Vale la pena la pregunta. ¿Por qué tanto “drama por un perro”?
La forma en que una sociedad trata a sus animales es un barómetro confiable de su estado moral. Si es cruel con seres indefensos, es probable que también lo sea consigo misma. “La grandeza de una nación y su progreso moral pueden juzgarse por la forma en que se trata a sus animales”, decía Gandhi, que fue un firme defensor de sus derechos. Gandhi abogaba por un trato compasivo y digno para los animales. Seguramente le hubiera horrorizado el grado de sadismo de lo que pasó en Tecámac.

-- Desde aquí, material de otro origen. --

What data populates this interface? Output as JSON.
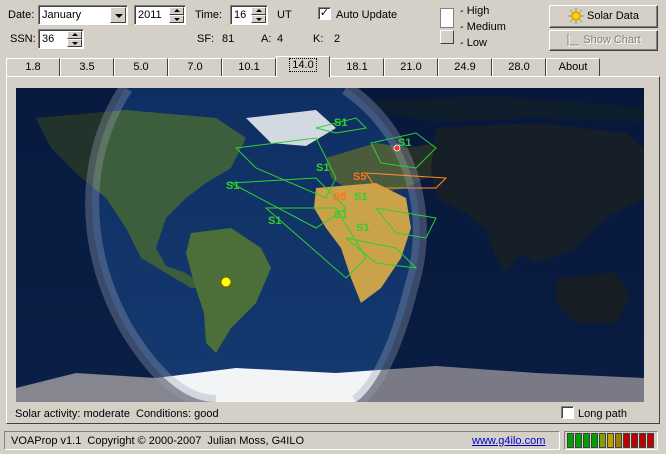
{
  "controls": {
    "date_label": "Date:",
    "month": "January",
    "year": "2011",
    "time_label": "Time:",
    "hour": "16",
    "ut_label": "UT",
    "auto_update_label": "Auto Update",
    "auto_update_checked": true,
    "ssn_label": "SSN:",
    "ssn": "36",
    "sf_label": "SF:",
    "sf": "81",
    "a_label": "A:",
    "a": "4",
    "k_label": "K:",
    "k": "2"
  },
  "legend": {
    "high": "High",
    "medium": "Medium",
    "low": "Low"
  },
  "buttons": {
    "solar_data": "Solar Data",
    "show_chart": "Show Chart"
  },
  "tabs": [
    {
      "label": "1.8",
      "active": false
    },
    {
      "label": "3.5",
      "active": false
    },
    {
      "label": "5.0",
      "active": false
    },
    {
      "label": "7.0",
      "active": false
    },
    {
      "label": "10.1",
      "active": false
    },
    {
      "label": "14.0",
      "active": true
    },
    {
      "label": "18.1",
      "active": false
    },
    {
      "label": "21.0",
      "active": false
    },
    {
      "label": "24.9",
      "active": false
    },
    {
      "label": "28.0",
      "active": false
    },
    {
      "label": "About",
      "active": false
    }
  ],
  "map": {
    "signal_labels": [
      "S1",
      "S1",
      "S5",
      "S5",
      "S1",
      "S1",
      "S1",
      "S1",
      "S1",
      "S1"
    ],
    "colors": {
      "ocean": "#1c3f74",
      "land": "#4f6a3a",
      "coverage": "#2ed12e",
      "sun": "#ffff00",
      "station": "#ff3030"
    }
  },
  "bottom": {
    "solar_activity": "Solar activity: moderate",
    "conditions": "Conditions: good",
    "long_path_label": "Long path",
    "long_path_checked": false
  },
  "status": {
    "text": "VOAProp v1.1  Copyright © 2000-2007  Julian Moss, G4ILO",
    "link": "www.g4ilo.com"
  },
  "meter_colors": [
    "#00a000",
    "#00a000",
    "#00a000",
    "#00a000",
    "#80a000",
    "#c0a000",
    "#a08000",
    "#c00000",
    "#c00000",
    "#c00000",
    "#c00000"
  ]
}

El filósofo australiano Peter Singer, quizá la voz más elocuente en defensa de los derechos animales, lo explica mejor que nadie la obligación que tenemos de respetar el mundo animal. “La cuestión no es si pueden razonar o hablar, sino si pueden sufrir”, dice Singer. “La creencia de que son inferiores en valor moral a los seres humanos es un prejuicio que no difiere del prejuicio de que los esclavos son inferiores a sus amos”. Parece una obviedad, pero vale la pena subrayarlo. Los animales pueden sentir dolor y experimentar emociones. Cuando los tratamos con crueldad, revelamos un desinterés patológico por el sufrimiento.

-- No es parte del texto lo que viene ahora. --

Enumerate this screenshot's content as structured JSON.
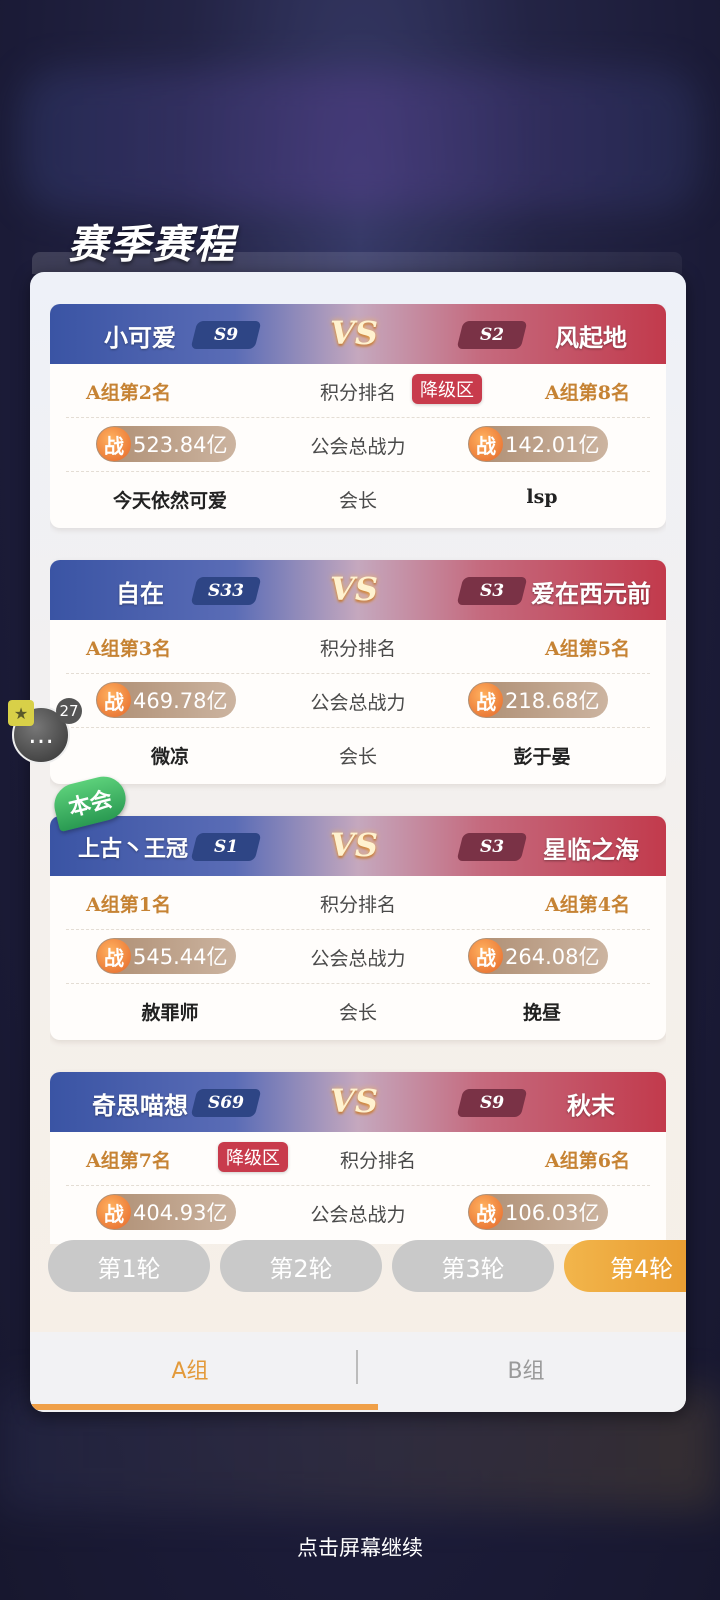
{
  "header": {
    "title": "赛季赛程"
  },
  "labels": {
    "rank_label": "积分排名",
    "power_label": "公会总战力",
    "leader_label": "会长",
    "vs": "VS",
    "zhan": "战",
    "relegation": "降级区",
    "own_guild_badge": "本会"
  },
  "matches": [
    {
      "left": {
        "name": "小可爱",
        "season": "S9",
        "rank": "A组第2名",
        "power": "523.84亿",
        "leader": "今天依然可爱"
      },
      "right": {
        "name": "风起地",
        "season": "S2",
        "rank": "A组第8名",
        "power": "142.01亿",
        "leader": "lsp"
      }
    },
    {
      "left": {
        "name": "自在",
        "season": "S33",
        "rank": "A组第3名",
        "power": "469.78亿",
        "leader": "微凉"
      },
      "right": {
        "name": "爱在西元前",
        "season": "S3",
        "rank": "A组第5名",
        "power": "218.68亿",
        "leader": "彭于晏"
      }
    },
    {
      "left": {
        "name": "上古丶王冠",
        "season": "S1",
        "rank": "A组第1名",
        "power": "545.44亿",
        "leader": "赦罪师"
      },
      "right": {
        "name": "星临之海",
        "season": "S3",
        "rank": "A组第4名",
        "power": "264.08亿",
        "leader": "挽昼"
      }
    },
    {
      "left": {
        "name": "奇思喵想",
        "season": "S69",
        "rank": "A组第7名",
        "power": "404.93亿"
      },
      "right": {
        "name": "秋末",
        "season": "S9",
        "rank": "A组第6名",
        "power": "106.03亿"
      }
    }
  ],
  "rounds": [
    "第1轮",
    "第2轮",
    "第3轮",
    "第4轮"
  ],
  "active_round": "第4轮",
  "groups": {
    "a": "A组",
    "b": "B组",
    "active": "A组"
  },
  "chat": {
    "count": "27"
  },
  "footer": {
    "hint": "点击屏幕继续"
  },
  "colors": {
    "accent": "#f0a048",
    "relegation": "#c83b4c",
    "left_team": "#3a54a4",
    "right_team": "#c23a4c"
  }
}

Con los perros, todavía más. En un milagro evolutivo, los perros optaron por hacernos compañía y protegernos. La persona que lastima a un perro no solo revela esa indolencia sociópata al dolor de un ser vivo. Está, en realidad, traicionando la confianza del animal más cercano que existe a la especie humana. Los perros dependen enteramente de nosotros. Hacerles daño es un doble acto de sadismo.
Eso es lo que hizo el hombre que, en un acto de ira atroz, arrojó a ese animal a una olla de aceite hirviendo.
Por supuesto, el criminal de Tecámac hizo lo que hizo porque también confiaba en su impunidad. Pensó que nadie levantaría la voz. No lo culpo. México ha perdido la capacidad de indignación. Nuestro horror cotidiano es tan universal que quién haría “drama por un perro”. En otros momentos hemos visto actos horrendos de crueldad animal que no han tenido consecuencias.
Esta vez las tuvo, y eso debe darnos cierta esperanza. El crimen despertó una ola de repudio tan generalizada que la detención del salvaje ocurrió pronto y de manera eficiente. Mientras caminaba a la patrulla de policía, tuvo que aguantar gritos y bofetadas. No hay que aplaudir la violencia, pero ciertamente hay que reconocer la importancia de la sanción social. México será un mejor país cuando aprendamos a repudiar sin matices a los que atentan contra nuestro tejido ético más esencial. Por eso hay que hacer todo el drama posible por un perro. En México no debería haber lugar para la crueldad, ni contra un animal indefenso ni contra otro mexicano. Lo que está en juego es nuestra viabilidad moral. Ni más ni menos.